# Is it possible to use bsnl evdo with any router?



## nipunmaster (Nov 4, 2011)

i currently have bsnl 900ULD plan. It gives 4mbps only till 8gb and then it sticks to only 256 kbps, which is extremely slow. So I am thinking of changing to EVDO unlimited plan for only 750 rs and it will give unlimited speed without anuy FUP at 3.1 mbps. Now I have a desktop and a laptop. And sometimes, the internet is simultaneously needed for both.

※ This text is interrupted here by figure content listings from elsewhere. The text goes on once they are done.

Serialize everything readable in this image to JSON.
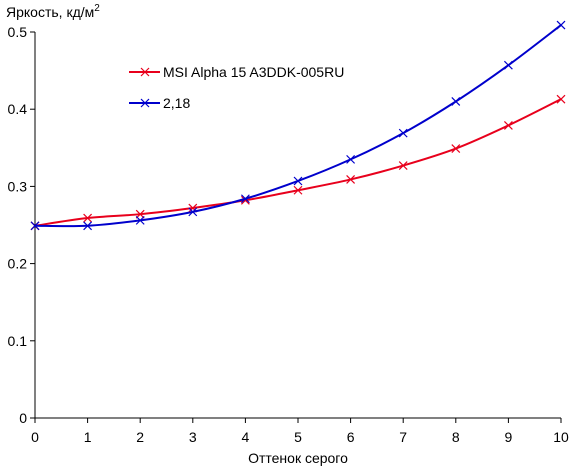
{
  "chart_data": {
    "type": "line",
    "title": "",
    "ylabel": "Яркость, кд/м",
    "ylabel_superscript": "2",
    "xlabel": "Оттенок серого",
    "xlim": [
      0,
      10
    ],
    "ylim": [
      0,
      0.5
    ],
    "x_ticks": [
      0,
      1,
      2,
      3,
      4,
      5,
      6,
      7,
      8,
      9,
      10
    ],
    "y_ticks": [
      0,
      0.1,
      0.2,
      0.3,
      0.4,
      0.5
    ],
    "y_tick_labels": [
      "0",
      "0.1",
      "0.2",
      "0.3",
      "0.4",
      "0.5"
    ],
    "grid": false,
    "legend_position": "top-left",
    "x": [
      0,
      1,
      2,
      3,
      4,
      5,
      6,
      7,
      8,
      9,
      10
    ],
    "series": [
      {
        "name": "MSI Alpha 15 A3DDK-005RU",
        "color": "#e8001c",
        "marker": "x",
        "values": [
          0.249,
          0.259,
          0.264,
          0.272,
          0.282,
          0.295,
          0.309,
          0.327,
          0.349,
          0.379,
          0.413
        ]
      },
      {
        "name": "2,18",
        "color": "#0000cc",
        "marker": "x",
        "values": [
          0.249,
          0.249,
          0.256,
          0.267,
          0.284,
          0.307,
          0.335,
          0.369,
          0.41,
          0.457,
          0.509
        ]
      }
    ]
  }
}
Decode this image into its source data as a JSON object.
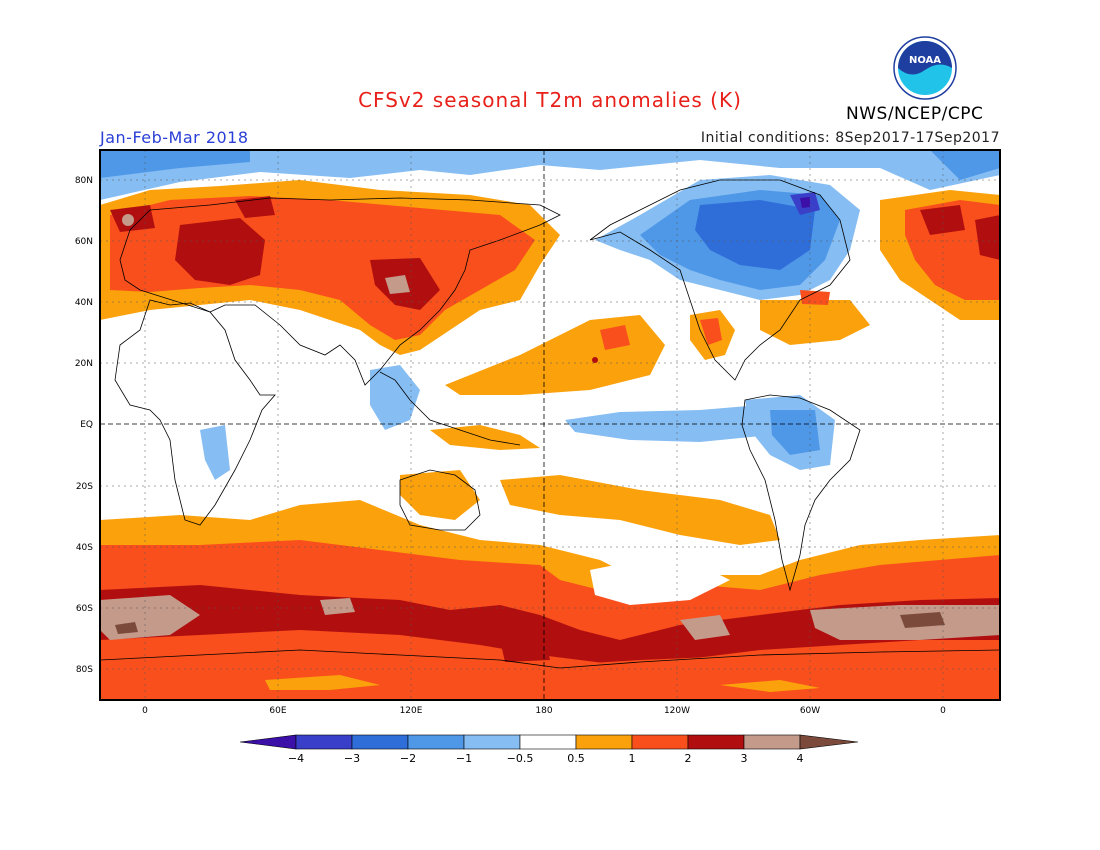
{
  "header": {
    "title": "CFSv2 seasonal T2m anomalies (K)",
    "agency": "NWS/NCEP/CPC",
    "season": "Jan-Feb-Mar 2018",
    "initial_conditions": "Initial conditions: 8Sep2017-17Sep2017",
    "logo_text": "NOAA"
  },
  "axes": {
    "lat_labels": [
      "80N",
      "60N",
      "40N",
      "20N",
      "EQ",
      "20S",
      "40S",
      "60S",
      "80S"
    ],
    "lon_labels": [
      "0",
      "60E",
      "120E",
      "180",
      "120W",
      "60W",
      "0"
    ]
  },
  "colorbar": {
    "labels": [
      "-4",
      "-3",
      "-2",
      "-1",
      "-0.5",
      "0.5",
      "1",
      "2",
      "3",
      "4"
    ],
    "colors": [
      "#3b0fa8",
      "#3a3fc9",
      "#2f6ed8",
      "#4f98e8",
      "#86bdf2",
      "#ffffff",
      "#fba10c",
      "#f94f1c",
      "#b10f0f",
      "#c49a8b",
      "#7b4a3a"
    ]
  },
  "colors": {
    "title": "#e8201a",
    "season": "#2a3fd6"
  }
}
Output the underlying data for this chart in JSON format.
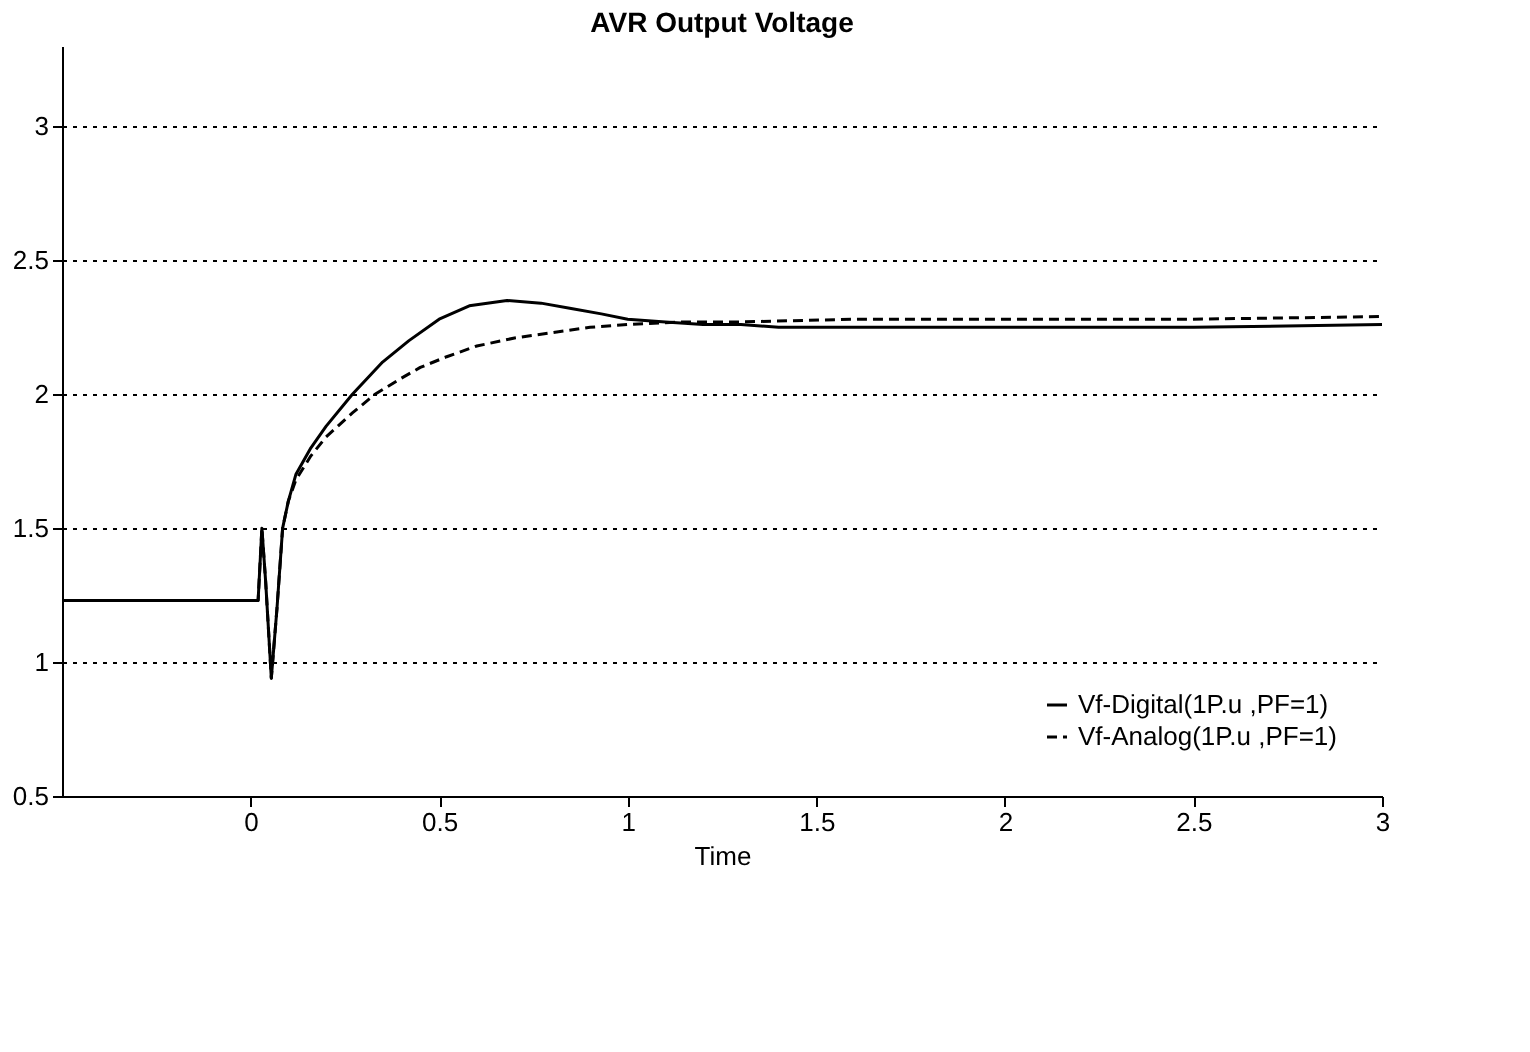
{
  "chart_data": {
    "type": "line",
    "title": "AVR Output Voltage",
    "xlabel": "Time",
    "xlim": [
      -0.5,
      3
    ],
    "xticks": [
      0,
      0.5,
      1,
      1.5,
      2,
      2.5,
      3
    ],
    "ylim": [
      0.5,
      3.3
    ],
    "yticks": [
      0.5,
      1,
      1.5,
      2,
      2.5,
      3
    ],
    "grid": "y",
    "legend": "bottom right",
    "marker": "none",
    "series": [
      {
        "name": "Vf-Digital(1P.u ,PF=1)",
        "color": "#000000",
        "line_style": "solid",
        "x": [
          -0.5,
          0.0,
          0.02,
          0.03,
          0.04,
          0.055,
          0.07,
          0.085,
          0.1,
          0.12,
          0.16,
          0.2,
          0.27,
          0.35,
          0.42,
          0.5,
          0.58,
          0.68,
          0.77,
          0.85,
          0.93,
          1.0,
          1.1,
          1.2,
          1.3,
          1.4,
          2.0,
          2.5,
          3.0
        ],
        "values": [
          1.23,
          1.23,
          1.23,
          1.5,
          1.3,
          0.94,
          1.2,
          1.5,
          1.6,
          1.7,
          1.8,
          1.88,
          2.0,
          2.12,
          2.2,
          2.28,
          2.33,
          2.35,
          2.34,
          2.32,
          2.3,
          2.28,
          2.27,
          2.26,
          2.26,
          2.25,
          2.25,
          2.25,
          2.26
        ]
      },
      {
        "name": "Vf-Analog(1P.u ,PF=1)",
        "color": "#000000",
        "line_style": "dashed",
        "x": [
          -0.5,
          0.0,
          0.02,
          0.03,
          0.04,
          0.055,
          0.07,
          0.085,
          0.1,
          0.12,
          0.16,
          0.2,
          0.27,
          0.33,
          0.4,
          0.45,
          0.52,
          0.6,
          0.7,
          0.8,
          0.9,
          1.0,
          1.15,
          1.3,
          1.6,
          2.0,
          2.5,
          3.0
        ],
        "values": [
          1.23,
          1.23,
          1.23,
          1.5,
          1.3,
          0.94,
          1.2,
          1.5,
          1.6,
          1.68,
          1.77,
          1.84,
          1.93,
          2.0,
          2.06,
          2.1,
          2.14,
          2.18,
          2.21,
          2.23,
          2.25,
          2.26,
          2.27,
          2.27,
          2.28,
          2.28,
          2.28,
          2.29
        ]
      }
    ]
  }
}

Currently, in the BSNL modem, I have enabled wifi so i can use the internet on my laptop also. i want to know if there is any router available for bsnl EVDO, other than their own router, because they charge 6000rs per month for their router. I mean that i could plug in the usb evdo stick into that router, connect that router to my desktop and with wifi use the laptop. I saw my friend using that way using an asus router on tikona broadband. is it possible with bsnl evdo?


----------



## bubusam13 (Jun 2, 2012)

Ohh, nobody replied, strange.

@*nipunmaster*...  yes you can. see this 3G Broadband Router - Reliance / Tata / BSNL / MTS USB | eBay

You can also convert your laptop to a wireless access point.


----------



## thatsashok (Jun 2, 2012)

EVDO gives good speeds only if your home is 1~2 kms from the EVDO tower and the no.of persons using the tower

Call BSNL CSC and ask for a speedtest demo at your place before taking one. Also you can use EVDO by taking a RUIM (like SIM card for CDMA) and use them in unlocked MTS/Reliance modems and use RUIM in that.


----------